Die Zeiten ändern sich, ganz einfach. Die DM ist ja auch nicht mehr unsere Währung
Aber ernsthaft: versetz dich mal in einen Arbeigeber, möglichst einen Mittelständler oder kleinen Handwerker. Nach welchen Kriterien würdest du Azubis aussuchen?
Den (die) Ausbildungsplatzbewerber(Bewerberin) mal 3 - 4 Wochen im normalen Arbeitsalltag mitarbeiten lassen.
Ein erfahrener Meister oder wegen mir Geselle merkt sehr schnell ob ein "Stift" fähig oder willens ist die entsprechende Ausbildung vernünftig durchzuziehen.

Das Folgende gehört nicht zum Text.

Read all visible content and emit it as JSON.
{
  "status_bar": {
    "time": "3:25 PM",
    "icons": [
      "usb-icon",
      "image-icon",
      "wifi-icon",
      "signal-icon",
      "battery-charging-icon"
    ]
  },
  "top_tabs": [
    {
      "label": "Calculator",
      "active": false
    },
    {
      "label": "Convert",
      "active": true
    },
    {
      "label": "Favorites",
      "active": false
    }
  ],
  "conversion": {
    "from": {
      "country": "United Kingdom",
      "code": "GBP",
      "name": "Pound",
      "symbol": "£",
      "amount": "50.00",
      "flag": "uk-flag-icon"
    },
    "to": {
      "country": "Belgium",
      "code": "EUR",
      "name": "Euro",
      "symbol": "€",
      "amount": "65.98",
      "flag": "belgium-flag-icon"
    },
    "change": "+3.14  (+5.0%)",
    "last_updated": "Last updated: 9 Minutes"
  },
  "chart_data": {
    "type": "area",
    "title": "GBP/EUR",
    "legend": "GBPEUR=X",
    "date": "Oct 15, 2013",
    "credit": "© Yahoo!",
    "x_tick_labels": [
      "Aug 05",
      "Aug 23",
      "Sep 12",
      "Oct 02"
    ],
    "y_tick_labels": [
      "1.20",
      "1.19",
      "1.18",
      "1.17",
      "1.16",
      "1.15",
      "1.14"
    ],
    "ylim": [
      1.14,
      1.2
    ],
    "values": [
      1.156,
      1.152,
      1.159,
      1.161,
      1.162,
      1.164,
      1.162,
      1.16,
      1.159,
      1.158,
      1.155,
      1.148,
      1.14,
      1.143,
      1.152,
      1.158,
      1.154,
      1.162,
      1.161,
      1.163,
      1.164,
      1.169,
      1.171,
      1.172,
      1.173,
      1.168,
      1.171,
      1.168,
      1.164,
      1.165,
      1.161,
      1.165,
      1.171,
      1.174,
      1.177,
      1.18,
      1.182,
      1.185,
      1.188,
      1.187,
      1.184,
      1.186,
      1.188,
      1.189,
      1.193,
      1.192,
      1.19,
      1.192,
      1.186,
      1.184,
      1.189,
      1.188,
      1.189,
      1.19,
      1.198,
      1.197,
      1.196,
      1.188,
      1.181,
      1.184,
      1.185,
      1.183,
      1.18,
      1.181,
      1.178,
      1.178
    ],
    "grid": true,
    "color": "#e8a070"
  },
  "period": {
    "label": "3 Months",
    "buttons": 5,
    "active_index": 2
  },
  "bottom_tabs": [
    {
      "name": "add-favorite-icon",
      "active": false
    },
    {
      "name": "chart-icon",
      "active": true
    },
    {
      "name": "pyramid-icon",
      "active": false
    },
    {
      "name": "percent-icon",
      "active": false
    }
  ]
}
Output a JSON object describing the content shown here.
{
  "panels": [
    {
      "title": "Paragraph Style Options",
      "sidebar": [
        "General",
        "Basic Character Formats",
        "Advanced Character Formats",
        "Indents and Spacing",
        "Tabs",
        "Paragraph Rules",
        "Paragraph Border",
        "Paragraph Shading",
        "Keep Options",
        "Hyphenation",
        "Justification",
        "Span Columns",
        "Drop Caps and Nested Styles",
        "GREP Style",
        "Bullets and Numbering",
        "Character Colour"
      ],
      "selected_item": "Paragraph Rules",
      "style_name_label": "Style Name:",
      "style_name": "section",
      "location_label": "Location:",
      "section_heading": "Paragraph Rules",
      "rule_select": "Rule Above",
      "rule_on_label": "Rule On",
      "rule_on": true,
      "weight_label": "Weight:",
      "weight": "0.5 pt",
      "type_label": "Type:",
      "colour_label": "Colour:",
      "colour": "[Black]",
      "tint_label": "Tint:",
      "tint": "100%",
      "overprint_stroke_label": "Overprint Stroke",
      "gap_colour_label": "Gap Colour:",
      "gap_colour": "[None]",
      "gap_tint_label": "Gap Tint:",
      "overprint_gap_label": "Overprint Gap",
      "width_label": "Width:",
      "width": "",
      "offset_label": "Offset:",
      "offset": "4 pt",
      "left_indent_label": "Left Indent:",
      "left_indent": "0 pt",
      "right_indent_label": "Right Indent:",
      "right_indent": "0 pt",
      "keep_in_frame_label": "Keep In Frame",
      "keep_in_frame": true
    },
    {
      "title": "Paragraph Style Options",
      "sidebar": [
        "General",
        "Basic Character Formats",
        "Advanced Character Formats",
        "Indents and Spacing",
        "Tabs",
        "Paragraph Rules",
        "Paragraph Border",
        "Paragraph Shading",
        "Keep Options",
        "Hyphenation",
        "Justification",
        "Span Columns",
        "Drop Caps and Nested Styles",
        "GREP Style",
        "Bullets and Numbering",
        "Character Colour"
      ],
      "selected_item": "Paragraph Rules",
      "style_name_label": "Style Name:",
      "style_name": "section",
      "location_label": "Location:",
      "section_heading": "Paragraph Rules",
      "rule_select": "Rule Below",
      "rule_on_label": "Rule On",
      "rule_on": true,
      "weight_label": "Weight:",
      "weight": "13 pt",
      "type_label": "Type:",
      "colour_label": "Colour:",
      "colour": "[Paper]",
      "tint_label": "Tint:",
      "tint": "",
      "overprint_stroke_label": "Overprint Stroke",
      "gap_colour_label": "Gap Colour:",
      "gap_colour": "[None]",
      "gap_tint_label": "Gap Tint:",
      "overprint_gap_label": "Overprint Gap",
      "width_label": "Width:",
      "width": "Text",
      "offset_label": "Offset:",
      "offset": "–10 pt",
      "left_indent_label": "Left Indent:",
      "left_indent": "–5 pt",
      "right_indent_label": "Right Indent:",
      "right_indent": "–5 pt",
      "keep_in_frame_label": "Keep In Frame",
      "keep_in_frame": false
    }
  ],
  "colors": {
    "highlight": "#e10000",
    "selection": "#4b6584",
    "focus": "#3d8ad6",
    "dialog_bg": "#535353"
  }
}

Zitat von Mattes-do im Beitrag #63 Ein erfahrener Meister oder wegen mir Geselle merkt sehr schnell ob ein "Stift" fähig oder willens ist die entsprechende Ausbildung vernünftig durchzuziehen.
Ja, das ist sicher richtig. In vielen Fällen wird der "Erstkontakt" zwischen Bewerber und Ausbildungsbetrieb doch nicht durch einen erfahrenen Meister oder Gesellen hergestellt, sondern durch einen Personaler im Anzug, der doofe Fragen stellt. Meist sind das Menschen, die ein Studium hinter sich haben und davon ausgehen, dass nur dieser Weg zielführend ist.
Ich habe mich in den letzten Jahren immer wenn sich die Gelegenheit ergab mit dem Onkel meiner Frau unterhalten. Der war Jahrzehnte technischer Direktor von Alcan in Göttingen. Der alte Herr hat die Beobachtung gemacht, dass die Anforderung an die Qualifikation der Bewerber mit der Qualifikation der Entscheider steigt. Wir haben uns trefflich darüber gestritten, was zuerst da war: Das Huhn oder das Ei! Na ja... Jedenfalls vertrat er die These, dass ein Meister oft einem Ingenieur gleich zu setzen ist. Da nun aber irgendwann mal genügend Ingenieure da waren, war man geneigt, diese auch bei der Besetzung einer entsprechenden Stelle den Meistern vorzuziehen und das zu dem Preis, besser geeigneteren Meistern eine Absage erteilen zu müsste. Das hat man aber nicht gemerkt, da man ja nie angezweifelt hat, mit der Einstellung des Ingenieurs eventuell den schlechteren Griff gemacht zu haben.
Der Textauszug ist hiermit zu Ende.